The local dev environment doesn’t have any gateways or proxies between the app and Camunda, so I assume that the only gateway is on the Camunda side.

Here is the setup of workers:

client.NewWorker()
.JobType(jobType)
.Handler(jobHandler)
.MaxJobsActive(maxJobsActive)
.Name(jobType)
.PollingTimeout(requestTimeout)
.Timeout(timeout)
.Open();

I assume that with this configuration Zeebe client uses long polling. I have played with different configurations, but nothing helped. I’ve seen several topics with the same error but they weren’t helpful.

Hi @Dzmitry, welcome to the forums! What values do you have set for requestTimeout and timeout?

Hi @nathan.loding, thanks! The requestTimeout is set to 10 minutes and timeout varies from worker to worker, but to localize an issue I used just one worker implementation with 5 minutes timeout.

@Dzmitry - what version of Camunda is deployed in your SaaS cluster? And when you say “reproduce it locally too” do you mean that running the .NET code locally gets the same error, or you are testing with a local copy of Camunda? And what version of the C# client are you using?

How often does the error occur? Does the error occur when there are jobs waiting to be picked up by the job worker, if there are no jobs, or a mix?

@nathan.loding - it’s actually on cloud.camunda.io. The version is 8.7.87. Regrading testing, I’m testing our own application which has Zeebe client v2.7 which connects to the cloud.camunda.io on my laptop. We also have a dev environment in cloud (Azure) where we originally spotted the issue.

The error occurs every single minute regardless whether there are jobs available to be picked up.

@Dzmitry - have you tried upgrading the client to 2.9? Looking at the changes, I suspect it won’t fix the issue, but that’s the first thing I would try.

@nathan.loding - I did try. But as you suspected, it didn’t have any effect.

@Dzmitry - always worth trying! The next thing I would try is to remove the client from the equation. I would try to use an API request with gpcurl or Postman or a similar tool, and call the ActivateJobs gRPC endpoint. Do you still run into issues? If so, then I would look at networking (though that seems odd because you’re experiencing from an Azure deployment as well as locally). If not, then we know there’s something with the .NET client that isn’t working properly.

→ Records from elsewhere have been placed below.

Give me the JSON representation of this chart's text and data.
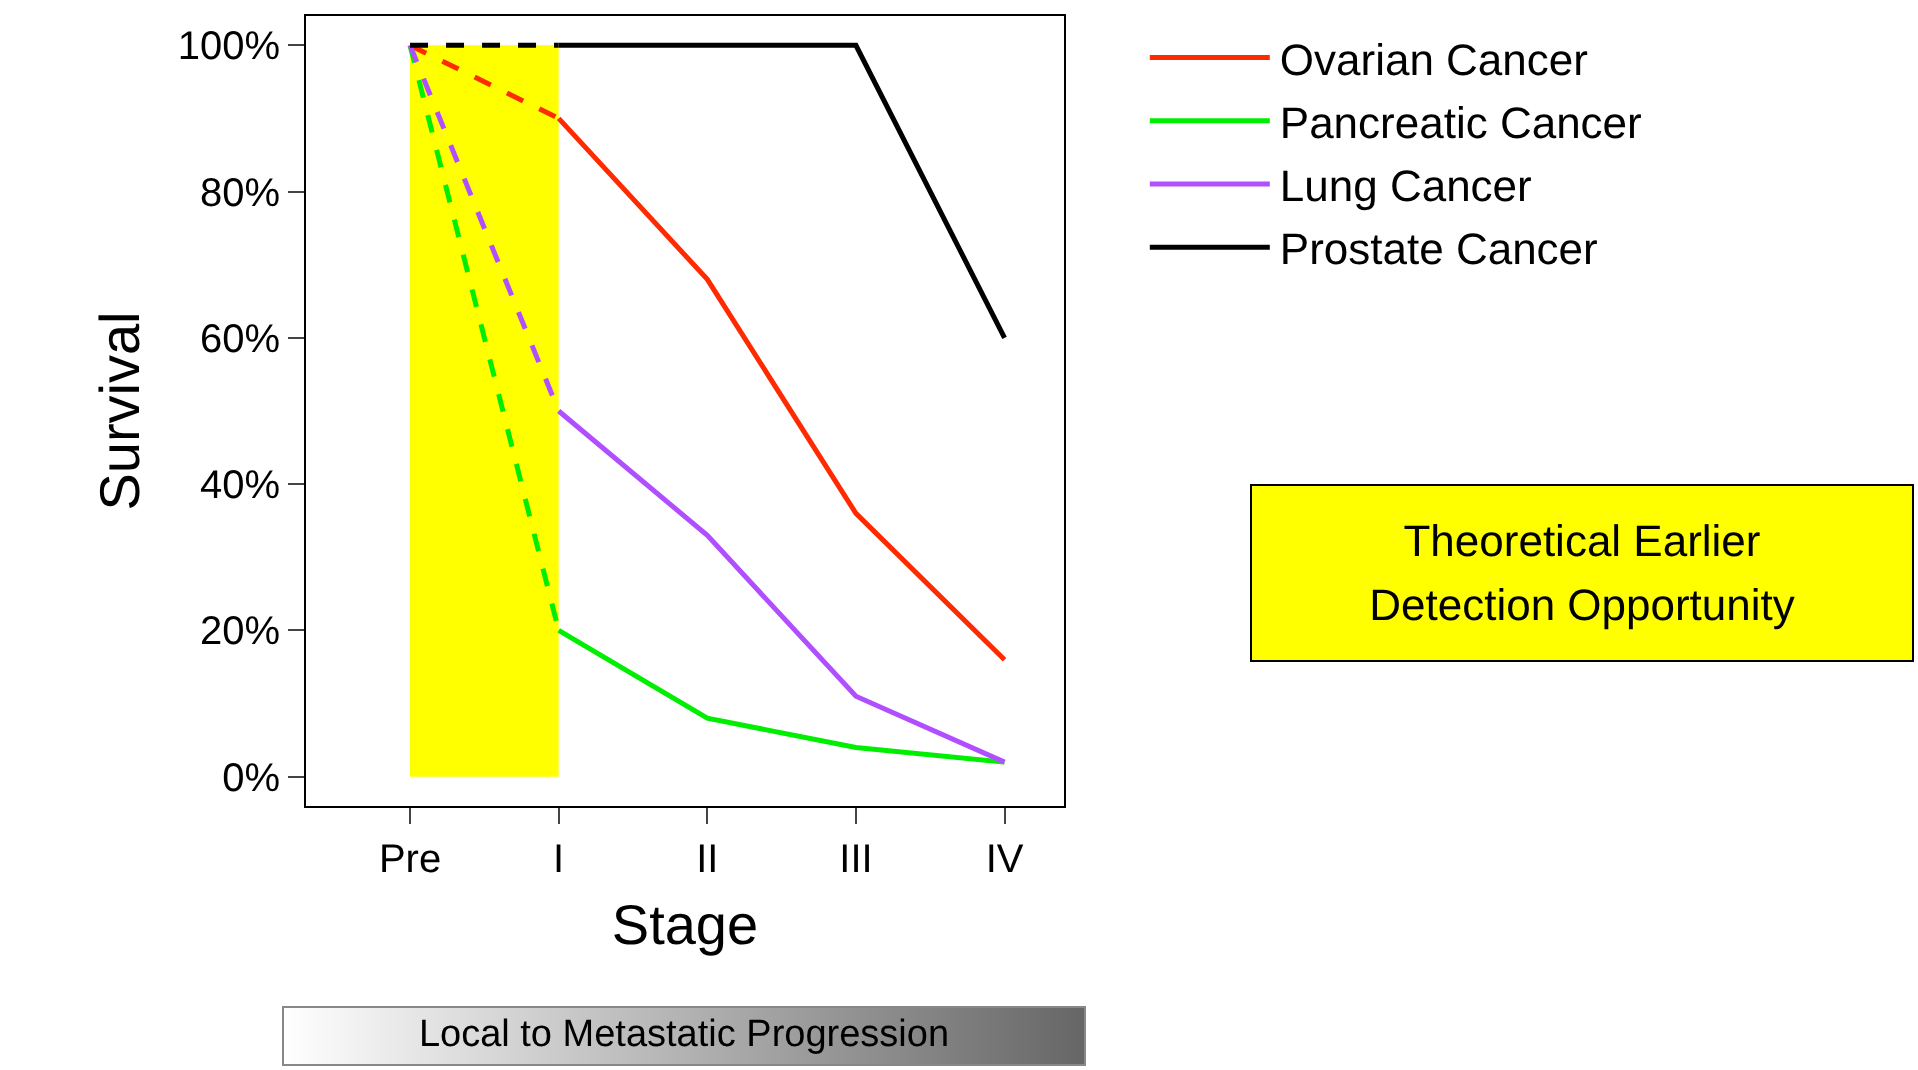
{
  "chart_data": {
    "type": "line",
    "xlabel": "Stage",
    "ylabel": "Survival",
    "categories": [
      "Pre",
      "I",
      "II",
      "III",
      "IV"
    ],
    "series": [
      {
        "name": "Ovarian Cancer",
        "color": "#ff2a00",
        "values": [
          null,
          90,
          68,
          36,
          16
        ]
      },
      {
        "name": "Pancreatic Cancer",
        "color": "#00ee00",
        "values": [
          null,
          20,
          8,
          4,
          2
        ]
      },
      {
        "name": "Lung Cancer",
        "color": "#b04fff",
        "values": [
          null,
          50,
          33,
          11,
          2
        ]
      },
      {
        "name": "Prostate Cancer",
        "color": "#000000",
        "values": [
          null,
          100,
          100,
          100,
          60
        ]
      },
      {
        "color": "#ff2a00",
        "line_style": "dashed",
        "values": [
          100,
          90,
          null,
          null,
          null
        ]
      },
      {
        "color": "#00ee00",
        "line_style": "dashed",
        "values": [
          100,
          20,
          null,
          null,
          null
        ]
      },
      {
        "color": "#b04fff",
        "line_style": "dashed",
        "values": [
          100,
          50,
          null,
          null,
          null
        ]
      },
      {
        "color": "#000000",
        "line_style": "dashed",
        "values": [
          100,
          100,
          null,
          null,
          null
        ]
      }
    ],
    "ylim": [
      -4,
      104
    ],
    "yticks": [
      {
        "value": 0,
        "label": "0%"
      },
      {
        "value": 20,
        "label": "20%"
      },
      {
        "value": 40,
        "label": "40%"
      },
      {
        "value": 60,
        "label": "60%"
      },
      {
        "value": 80,
        "label": "80%"
      },
      {
        "value": 100,
        "label": "100%"
      }
    ],
    "bands": [
      {
        "axis": "x",
        "from": "Pre",
        "to": "I",
        "color": "#ffff00"
      }
    ],
    "annotations": [
      "Local to Metastatic Progression",
      "Theoretical Earlier\nDetection Opportunity"
    ],
    "grid": false,
    "legend": "right",
    "marker": "none",
    "line_style": "solid"
  }
}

@nathan.loding - thanks, I’ll try it and let you know if there’re any differences.

Hi @nathan.loding. I’ve tried calling ActivateJobs gRPC endpoint and found an interesting correlation between failed request and successful one. When the requestTimeout parameter is >= 60 seconds the server response is always GRPC_STATUS_RESOURCE_EXHAUSTED. If it’s kept lower than 60 seconds then it’s OK.

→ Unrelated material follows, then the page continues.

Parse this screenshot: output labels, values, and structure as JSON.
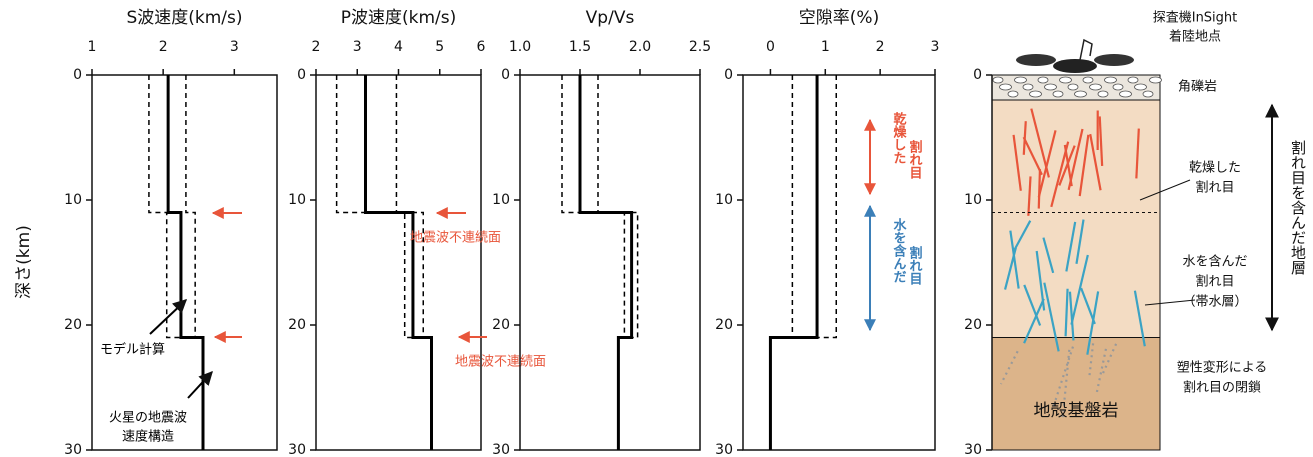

@Dzmitry - I would recommend opening a support ticket at this point. Something seems off, and I suspect it isn’t with the C# client if you are getting errors while calling the endpoint without it. One other thing you could try - though it might not be worth the effort - is to build a simple job worker implementation with our Java client and see if you still get errors. But as I said, I suspect you will because you’re getting them without the C# client.